Lieber "fotobine", vielen Dank für Ihre schönen und weiterführenden Formulierungen zum Thema "Vergebung"!
Mir geht es daneben um Schutz, um Prävention: Welche Regelungen brauchen wir in unserer Kirche, um Konflikte fair zu lösen? Was müssen wir da ändern? Ich bin davon überzeugt, dass das Verfahren "wegen nachhaltiger Störung" abgeschafft werden muss.

fotobine am Mi, 13.03.2024 - 15:45 Link

Liebe Frau Borger,
sie wünschen sich eine Transparenzoffensive. Die Wahrheit liegt immer im Herzen des Betrachters. Als Gemobbte aus einem anderen Berufsfeld habe ich mit Ihnen gelitten als ich ihren Vortrag las. Doch das Wesentliche haben sie erkannt: Wir können die anderen nicht ändern, nur Gott weiss Rat, sein Wort trägt uns. Und seine Liebe stärkt uns und ist auch für unsere Widersacher da, ja nötig. Wir vergeben doch nicht, weil uns jemand darum bittet. Wir leben auch nicht besser, weil wir nicht vergeben. Im Gegenteil eine Osterpredigt hat mir dies vor Augen geführt: Wir vergeben, weil wir den Sack mit Schmerzen nicht lebenslang mitschleppen wollen. Weil Gott uns vergeben hat, erleben wir die Freiheit und Zuversicht, dass auch wir vergeben können. Und wenn wir das bewusst umsetzen, wirkt es wie eine Wiedergeburt, ein neuer Anfang, ein kleiner Schritt näher zu Gott. Friede sei mit uns!

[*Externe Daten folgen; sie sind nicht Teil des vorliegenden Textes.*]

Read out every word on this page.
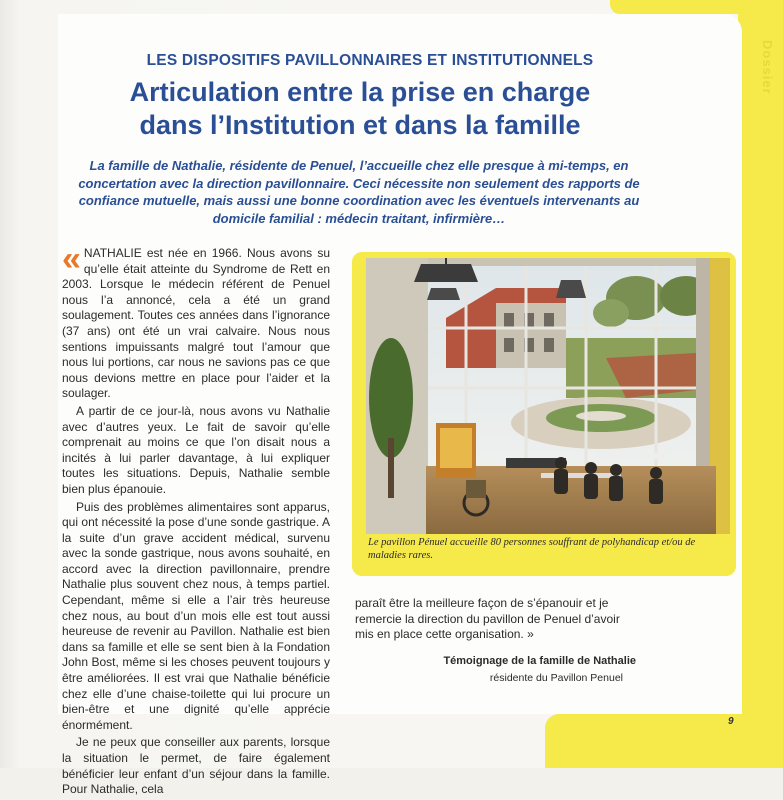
Dossier
LES DISPOSITIFS PAVILLONNAIRES ET INSTITUTIONNELS
Articulation entre la prise en charge
dans l’Institution et dans la famille
La famille de Nathalie, résidente de Penuel, l’accueille chez elle presque à mi-temps, en concertation avec la direction pavillonnaire. Ceci nécessite non seulement des rapports de confiance mutuelle, mais aussi une bonne coordination avec les éventuels intervenants au domicile familial : médecin traitant, infirmière…

« NATHALIE est née en 1966. Nous avons su qu’elle était atteinte du Syndrome de Rett en 2003. Lorsque le médecin référent de Penuel nous l’a annoncé, cela a été un grand soulagement. Toutes ces années dans l’ignorance (37 ans) ont été un vrai calvaire. Nous nous sentions impuissants malgré tout l’amour que nous lui portions, car nous ne savions pas ce que nous devions mettre en place pour l’aider et la soulager.

A partir de ce jour-là, nous avons vu Nathalie avec d’autres yeux. Le fait de savoir qu’elle comprenait au moins ce que l’on disait nous a incités à lui parler davantage, à lui expliquer toutes les situations. Depuis, Nathalie semble bien plus épanouie.

Puis des problèmes alimentaires sont apparus, qui ont nécessité la pose d’une sonde gastrique. A la suite d’un grave accident médical, survenu avec la sonde gastrique, nous avons souhaité, en accord avec la direction pavillonnaire, prendre Nathalie plus souvent chez nous, à temps partiel. Cependant, même si elle a l’air très heureuse chez nous, au bout d’un mois elle est tout aussi heureuse de revenir au Pavillon. Nathalie est bien dans sa famille et elle se sent bien à la Fondation John Bost, même si les choses peuvent toujours y être améliorées. Il est vrai que Nathalie bénéficie chez elle d’une chaise-toilette qui lui procure un bien-être et une dignité qu’elle apprécie énormément.

Je ne peux que conseiller aux parents, lorsque la situation le permet, de faire également bénéficier leur enfant d’un séjour dans la famille. Pour Nathalie, cela

Le pavillon Pénuel accueille 80 personnes souffrant de polyhandicap et/ou de maladies rares.
paraît être la meilleure façon de s’épanouir et je remercie la direction du pavillon de Penuel d’avoir mis en place cette organisation. »
Témoignage de la famille de Nathalie
résidente du Pavillon Penuel
9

Andrea Borger am Fr, 08.03.2024 - 18:47 Link

Was, bitte, soll an dieser Entscheidung des Landeskirchenrates richtungweisend sein, wie in der landeskirchlichen Pressemitteilung formuliert wird? Worin sollen wir als Kirchenvolk bestärkt werden?
Darin, dass wir in unserer Kirche nicht in der Lage sind, Konflikte zu lösen und trotz unterschiedlicher Auffassungen miteinander zu arbeiten? Darin, dass in der Kirche des Wortes Kommunikationsprobleme zu einem jahrelangen Stillstand in einem Dekanat und zur monatelangen kompletten Untätigkeit eines nach A 15 bezahlten kirchlichen Mitarbeiters führen können? Dass nach alledem nun der Schritt erfolgt, sich am Ort des Geschehens mit Hilfe des überaus fragwürdigen innerkirchlichen Verfahrens „wegen nachhaltiger Störung“ dieses Mitarbeiters, des vom Landeskirchenrat selbst eingesetzten Dekans, zu entledigen? Vorsorglich wird mitgeteilt, es habe keine aufschiebende Wirkung, wenn er gegen die Entscheidung der Kirchenleitung Rechtsmittel einlegt. Offensichtlich ist das zu erwarten, und es wird dafür gute Gründe geben. Die Kirchenleitung will aber offensichtlich nicht einmal eine innerkirchliche rechtliche Überprüfung ihres Beschlusses abwarten, sondern schon vorher Herrn Dekan Soffel aus seiner Stelle und mitsamt seiner Familie aus dem Tölzer Pfarrhaus entfernen.
Ich habe vor mehr als 10 Jahren selbst ein solches Verfahren im Ansatz erlebt (nachzulesen unter https://www.david-gegen-mobbing.de/wp-content/uploads/DAVID-gegen-Mobbi…) und ahne daher, was sich hinter den Formulierungen der landeskirchlichen Presseabteilung verbirgt. Die Konstruktion des Verfahrens ist abenteuerlich und spricht rechtsstaatlichen Standards Hohn. Sie ermutigt Beteiligte auf allen Ebenen, sich eben nicht um Ausgleich und Einigung zu bemühen, sondern die vorhandenen Unstimmigkeiten und Probleme auf eine Person zuzuspitzen. Dieser Person – hier: Herrn Dekan Heinrich Soffel – wird dann in einer seltenen Mischung aus Scheinheiligkeit und Eiseskälte versichert, sie habe sich nichts zuschulden kommen lassen, müsse aber dennoch gehen.
Laut der Berichterstattung gab es jede Menge Kommunikationspannen und auch verhinderte Supervisionen. Solche Einzelheiten sind nachgeordneter Teil der einen betrüblichen Feststellung: Dass unsere Kirchenleitung zuweilen Konflikte eher eskaliert als sie zu lösen. Das kostet! Geld und Vertrauen. Ich fordere die Kirchenleitung angesichts ihres erneuten Totalversagens im Konfliktmanagement dazu auf, die Tölzer Vorgänge und am besten auch gleich andere, ähnlich gelagerte Fälle extern untersuchen zu lassen, von unabhängigen Jurist*innen und Organisationsexpert*innen. Ich bin sicher, dass nach einer solchen Transparenzoffensive guter Rat erhältlich sein wird, richtungweisend für unsere Kirche.